Zero-Copy Cloning
Zero-Copy Cloning is an optimization technique that duplicates a table’s structure and contents instantly without duplicating the underlying physical data files. Traditional table duplication requires copying gigabytes or terabytes of files in object storage, which is slow and expensive. In Apache Iceberg, cloning is a metadata-only operation.
How Zero-Copy Cloning Works
Iceberg’s metadata architecture makes zero-copy cloning simple:
- Read Target Snapshot: The catalog retrieves the current
.metadata.jsonpath of the source table and resolves the active snapshot ID. - Create New Table: The catalog registers a new table name pointing to a new metadata file.
- Inherit Manifest Lists: The new metadata file lists the exact same manifest list files and data files as the source table snapshot.
Source Table Metadata ────────┐
├───> [Shared Data Files]
Cloned Table Metadata ────────┘
Because both tables point to the same physical data files, the clone is created instantly.
Write Isolation
Once cloned, the tables diverge:
- Reads: Both tables read the shared files.
- Writes on Clone: If an engine writes new rows or deletes rows on the cloned table, it creates new data files and a new metadata version.
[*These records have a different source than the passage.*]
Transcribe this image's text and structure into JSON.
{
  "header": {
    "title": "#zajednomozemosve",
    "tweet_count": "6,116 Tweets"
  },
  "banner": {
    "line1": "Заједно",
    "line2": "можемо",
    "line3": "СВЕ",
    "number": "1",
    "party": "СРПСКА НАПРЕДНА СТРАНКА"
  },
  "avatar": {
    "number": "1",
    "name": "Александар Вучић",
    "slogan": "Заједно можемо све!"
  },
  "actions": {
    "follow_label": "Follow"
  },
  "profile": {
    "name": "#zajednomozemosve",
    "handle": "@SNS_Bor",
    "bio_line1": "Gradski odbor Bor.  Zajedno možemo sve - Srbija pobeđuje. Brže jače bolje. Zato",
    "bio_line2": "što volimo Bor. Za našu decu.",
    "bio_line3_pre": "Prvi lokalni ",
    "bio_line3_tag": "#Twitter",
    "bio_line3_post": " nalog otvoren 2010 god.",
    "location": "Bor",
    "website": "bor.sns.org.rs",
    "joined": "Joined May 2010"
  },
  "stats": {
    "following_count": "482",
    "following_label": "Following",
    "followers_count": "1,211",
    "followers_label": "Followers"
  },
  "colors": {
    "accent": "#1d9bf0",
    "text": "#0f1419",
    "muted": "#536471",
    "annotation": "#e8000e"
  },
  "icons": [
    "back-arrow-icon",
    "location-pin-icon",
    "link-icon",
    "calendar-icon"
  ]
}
The clone’s metadata pointer updates to track these new files, while the source table remains completely unaffected.
- Writes on Source: Updates to the source table create new snapshots, which do not propagate to the clone.
This write isolation makes zero-copy cloning ideal for creating temporary sandbox environments where developers can test ETL updates and run experimental queries on production datasets without risking data corruption.